Melvin Duckenfield High School History
High School Bible
Rebecca Buffaloe High School History
High School Girl's Bible
Social Studies Department Chair

    Rebecca Buffaloe  |  High School History
    High School Girl's Bible
    Social Studies Department Chair

High school social studies department head Becki Buffaloe, who teaches U.S. History, Current Events, and Bible, can’t remember a time in her life when she didn’t want to be a teacher, as she even loved playing “school” as child and started babysitting at age nine.

In her thirty-three years of teaching, Mrs. Buffaloe has taught children of every age “from the Headstart Program to twelfth grade” with the exception of grades four, five, and nine.

“It is quite amazing that I even became a teacher because starting in sixth grade I had major struggles with math which carried over to science,” she stated, “Learning disabilities were not weeded out so much for children in the fifties and sixties… looking back, it is quite obvious that I had a math learning disability — it was almost like math dyslexia.”

However, Mrs. Buffaloe can see the good that eventually emerged from her struggles. She said, “I think in some ways it has helped me better teach students who struggle because I lived it. I tell my students that no one cut me any slack. I had to be determined to keep going and not give up.”

She added, “I know that many, many prayers were prayed for me along the way.”

Mrs. Buffaloe also recognizes that for some students, being interested in the subject can be the hard part.

“History can be such a dry subject,” she explained, “Many people do not like it, so a history teacher has to be passionate.”

Mrs. Buffaloe, a self-proclaimed history buff (pun intended), keeps her students engaged through her love of history and passion for it that “just seeps out of” her. She also values the subject of English because writing well is important in so many areas of life and is not “an isolated subject,” in her words.

She has developed a passion for current events, saying, “I also feel it is the duty of a Christian to be well-informed about the world in which we live. Teaching Current Events is probably the hardest job I have ever had because you truly see the ‘evil’ world system… I have II Corinthians 4:8-9 posted in many places for when Current Events discourages me.”

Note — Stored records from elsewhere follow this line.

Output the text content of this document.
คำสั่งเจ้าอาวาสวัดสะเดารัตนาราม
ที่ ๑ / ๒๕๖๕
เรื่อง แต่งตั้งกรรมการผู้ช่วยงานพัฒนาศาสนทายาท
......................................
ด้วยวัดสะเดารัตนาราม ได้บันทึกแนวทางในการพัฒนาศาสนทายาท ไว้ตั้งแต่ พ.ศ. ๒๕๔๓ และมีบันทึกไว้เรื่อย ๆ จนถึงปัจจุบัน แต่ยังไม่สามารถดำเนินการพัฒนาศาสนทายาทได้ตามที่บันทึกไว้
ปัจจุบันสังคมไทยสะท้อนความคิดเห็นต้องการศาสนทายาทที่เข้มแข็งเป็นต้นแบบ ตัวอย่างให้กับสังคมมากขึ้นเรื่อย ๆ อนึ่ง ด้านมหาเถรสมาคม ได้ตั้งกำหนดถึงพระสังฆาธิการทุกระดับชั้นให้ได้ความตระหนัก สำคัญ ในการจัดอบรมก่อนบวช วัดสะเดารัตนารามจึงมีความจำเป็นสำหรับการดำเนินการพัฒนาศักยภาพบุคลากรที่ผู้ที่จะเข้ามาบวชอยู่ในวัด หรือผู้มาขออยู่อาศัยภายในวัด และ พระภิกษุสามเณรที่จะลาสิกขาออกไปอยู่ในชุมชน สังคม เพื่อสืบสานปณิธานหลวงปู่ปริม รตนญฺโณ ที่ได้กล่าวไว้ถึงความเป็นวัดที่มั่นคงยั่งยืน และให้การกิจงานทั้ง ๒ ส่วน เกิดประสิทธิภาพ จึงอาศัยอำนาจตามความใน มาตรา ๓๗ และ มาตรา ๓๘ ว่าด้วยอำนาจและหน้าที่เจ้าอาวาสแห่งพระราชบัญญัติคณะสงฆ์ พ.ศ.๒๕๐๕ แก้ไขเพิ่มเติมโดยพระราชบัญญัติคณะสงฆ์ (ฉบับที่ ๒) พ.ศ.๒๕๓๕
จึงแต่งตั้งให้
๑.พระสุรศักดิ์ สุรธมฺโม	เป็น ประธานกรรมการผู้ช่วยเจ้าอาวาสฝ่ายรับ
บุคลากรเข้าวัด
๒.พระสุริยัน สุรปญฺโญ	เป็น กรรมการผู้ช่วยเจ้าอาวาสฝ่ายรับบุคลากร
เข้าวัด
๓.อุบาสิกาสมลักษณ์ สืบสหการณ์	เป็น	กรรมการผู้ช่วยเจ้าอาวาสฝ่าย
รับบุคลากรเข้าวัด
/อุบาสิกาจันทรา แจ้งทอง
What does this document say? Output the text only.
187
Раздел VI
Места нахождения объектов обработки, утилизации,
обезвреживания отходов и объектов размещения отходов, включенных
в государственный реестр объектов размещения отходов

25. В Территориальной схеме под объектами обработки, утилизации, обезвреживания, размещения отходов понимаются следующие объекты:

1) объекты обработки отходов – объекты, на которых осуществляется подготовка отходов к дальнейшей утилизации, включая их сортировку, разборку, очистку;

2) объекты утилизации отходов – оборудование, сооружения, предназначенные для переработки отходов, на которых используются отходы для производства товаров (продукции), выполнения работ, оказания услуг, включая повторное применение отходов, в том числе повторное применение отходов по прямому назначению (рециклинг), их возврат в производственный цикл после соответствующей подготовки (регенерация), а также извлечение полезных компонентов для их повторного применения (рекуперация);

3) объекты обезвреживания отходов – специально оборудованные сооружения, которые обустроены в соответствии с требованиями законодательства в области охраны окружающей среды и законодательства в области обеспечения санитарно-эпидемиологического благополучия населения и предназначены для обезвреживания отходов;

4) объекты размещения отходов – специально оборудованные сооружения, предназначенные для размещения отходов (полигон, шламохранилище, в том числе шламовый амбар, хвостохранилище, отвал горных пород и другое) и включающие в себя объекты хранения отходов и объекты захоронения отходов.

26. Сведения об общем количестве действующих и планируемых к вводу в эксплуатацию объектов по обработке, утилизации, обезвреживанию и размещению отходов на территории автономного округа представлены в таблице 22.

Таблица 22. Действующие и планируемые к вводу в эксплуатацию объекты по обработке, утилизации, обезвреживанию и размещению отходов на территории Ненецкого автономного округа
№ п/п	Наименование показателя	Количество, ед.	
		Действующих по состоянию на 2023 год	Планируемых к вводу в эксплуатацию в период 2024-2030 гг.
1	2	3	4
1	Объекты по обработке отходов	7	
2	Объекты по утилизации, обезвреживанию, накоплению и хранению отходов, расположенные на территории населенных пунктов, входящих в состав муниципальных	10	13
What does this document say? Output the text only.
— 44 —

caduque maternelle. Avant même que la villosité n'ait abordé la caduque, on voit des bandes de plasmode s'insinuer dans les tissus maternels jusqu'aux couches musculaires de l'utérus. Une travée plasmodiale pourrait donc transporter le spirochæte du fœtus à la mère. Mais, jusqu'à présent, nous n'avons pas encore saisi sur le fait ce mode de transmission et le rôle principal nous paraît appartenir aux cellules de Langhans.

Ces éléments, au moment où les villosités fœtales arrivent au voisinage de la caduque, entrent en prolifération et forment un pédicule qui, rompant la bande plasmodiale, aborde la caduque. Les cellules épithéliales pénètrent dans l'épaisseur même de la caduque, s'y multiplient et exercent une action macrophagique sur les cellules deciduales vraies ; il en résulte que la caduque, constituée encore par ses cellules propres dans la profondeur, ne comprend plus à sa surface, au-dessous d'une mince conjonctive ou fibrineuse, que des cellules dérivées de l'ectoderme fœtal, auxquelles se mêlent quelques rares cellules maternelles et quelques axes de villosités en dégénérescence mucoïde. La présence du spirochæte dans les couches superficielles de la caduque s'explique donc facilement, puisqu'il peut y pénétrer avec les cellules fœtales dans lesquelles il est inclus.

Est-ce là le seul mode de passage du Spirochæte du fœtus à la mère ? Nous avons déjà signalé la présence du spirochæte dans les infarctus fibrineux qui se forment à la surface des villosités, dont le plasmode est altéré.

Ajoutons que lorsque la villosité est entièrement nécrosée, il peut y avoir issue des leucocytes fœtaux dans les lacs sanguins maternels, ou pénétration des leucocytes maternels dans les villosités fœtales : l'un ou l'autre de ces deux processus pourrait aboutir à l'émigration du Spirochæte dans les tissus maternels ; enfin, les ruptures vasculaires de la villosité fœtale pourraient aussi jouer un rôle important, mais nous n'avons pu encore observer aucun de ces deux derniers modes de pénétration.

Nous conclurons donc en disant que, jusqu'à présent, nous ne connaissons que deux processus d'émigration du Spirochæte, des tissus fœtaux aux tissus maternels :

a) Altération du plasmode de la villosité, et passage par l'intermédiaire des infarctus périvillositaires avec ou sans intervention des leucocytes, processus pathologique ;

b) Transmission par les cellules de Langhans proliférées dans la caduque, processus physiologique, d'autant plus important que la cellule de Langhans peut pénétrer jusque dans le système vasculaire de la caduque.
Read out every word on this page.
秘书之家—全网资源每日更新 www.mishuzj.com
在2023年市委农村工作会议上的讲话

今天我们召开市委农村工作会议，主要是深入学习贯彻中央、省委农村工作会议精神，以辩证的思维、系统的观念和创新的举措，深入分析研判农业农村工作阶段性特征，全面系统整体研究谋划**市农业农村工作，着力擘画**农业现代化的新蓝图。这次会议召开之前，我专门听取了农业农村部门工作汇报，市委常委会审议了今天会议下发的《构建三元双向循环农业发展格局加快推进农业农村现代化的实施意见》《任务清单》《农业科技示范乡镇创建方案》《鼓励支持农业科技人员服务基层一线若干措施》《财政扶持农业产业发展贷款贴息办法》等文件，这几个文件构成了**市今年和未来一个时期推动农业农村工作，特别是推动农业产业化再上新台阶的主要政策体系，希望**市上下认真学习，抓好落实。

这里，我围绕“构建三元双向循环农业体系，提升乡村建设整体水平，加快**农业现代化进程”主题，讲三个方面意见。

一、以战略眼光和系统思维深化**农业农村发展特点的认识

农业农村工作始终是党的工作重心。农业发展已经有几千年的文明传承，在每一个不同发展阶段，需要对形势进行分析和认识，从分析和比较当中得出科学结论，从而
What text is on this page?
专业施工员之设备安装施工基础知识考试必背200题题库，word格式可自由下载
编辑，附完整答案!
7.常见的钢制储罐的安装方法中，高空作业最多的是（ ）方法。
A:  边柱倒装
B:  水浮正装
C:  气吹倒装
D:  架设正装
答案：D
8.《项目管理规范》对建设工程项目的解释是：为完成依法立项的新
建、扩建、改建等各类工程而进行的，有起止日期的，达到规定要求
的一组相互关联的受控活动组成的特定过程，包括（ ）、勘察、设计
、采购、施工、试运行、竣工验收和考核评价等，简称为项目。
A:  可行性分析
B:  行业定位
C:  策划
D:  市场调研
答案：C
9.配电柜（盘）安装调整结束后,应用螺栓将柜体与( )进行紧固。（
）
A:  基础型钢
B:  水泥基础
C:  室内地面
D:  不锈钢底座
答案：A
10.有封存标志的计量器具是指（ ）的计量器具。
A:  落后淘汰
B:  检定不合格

When not in the classroom, Mrs. Buffaloe enjoys spending time with her husband of almost forty years, Merrick, and their three children and four grandchildren. She is well-loved by all of the students she’s taught, who affectionately call her Mrs. B or Mrs. Buff.

She’s not afraid to share hard truths with her students, and she declared, “The biggest life lesson I stress to my [students]… is that each of us are walking billboards for Jesus Christ. I talk to them about how we cannot cram our beliefs down someone’s throat — we have to live it. I stress that people are watching us to see how we react to the ups and downs of life. There is lots of accountability there.”

Catherine Bizieff High School Government and Economics
AP US History

    Catherine Bizieff  |  High School Government and Economics
    AP US History

High school social studies teacher Catherine Bizieff has teaching in her blood.

“My family is full of teachers,” she explained, listing off relatives who share her occupation, from her great grandfather to her adult son, and adding, “It’s just what we do.”

Mrs. Bizieff teaches tenth grade Government/Economics as well as AP United States History, a class typically populated by seniors. She has a bachelor’s in United States History and Political Science as well as a Master’s of Education from Wright State University in Ohio.

When she’s not teaching, she loves reading and traveling the country with her family. Recently, her eldest son and his wife had a baby, and Mrs. Bizieff said she and her husband “have enjoyed learning the ropes of becoming grandparents!”

Before she chose to teach high school, Mrs. Bizieff revealed, “I wanted to teach at a law school, which means first becoming a lawyer. However, when it came time to start law school, I had two small children and decided that teaching the Constitution to teenagers was better for my own children. It is a decision I am so very glad I made because I love it.

Mrs. Bizieff, whose students affectionately call her Mrs. B or Mrs. Biz, finds her job most rewarding when she is “getting to know the students as they grow and mature” as well as “working with the ones who are struggling and watching their eyes light up as they ‘get it.’”

Her AP class is the one where she gets to really dig into the subject of history and see her students embrace history the most.

“My AP U.S. History students learn the ‘whys’ of history,” she shared, “Many times things become more real when you understand why someone made the choices they did. I love explaining that things we take for granted all had a cause and effect.”

Mrs. Bizieff likes to incorporate Biblical principles into her classroom, too. Not only does she want her students to view history, government, and economics through a Christian lens, she wants them to understand while learning about socials studies that “God is not surprised by anything. There is no rogue molecule. We worship a perfect God, not live a perfect life.”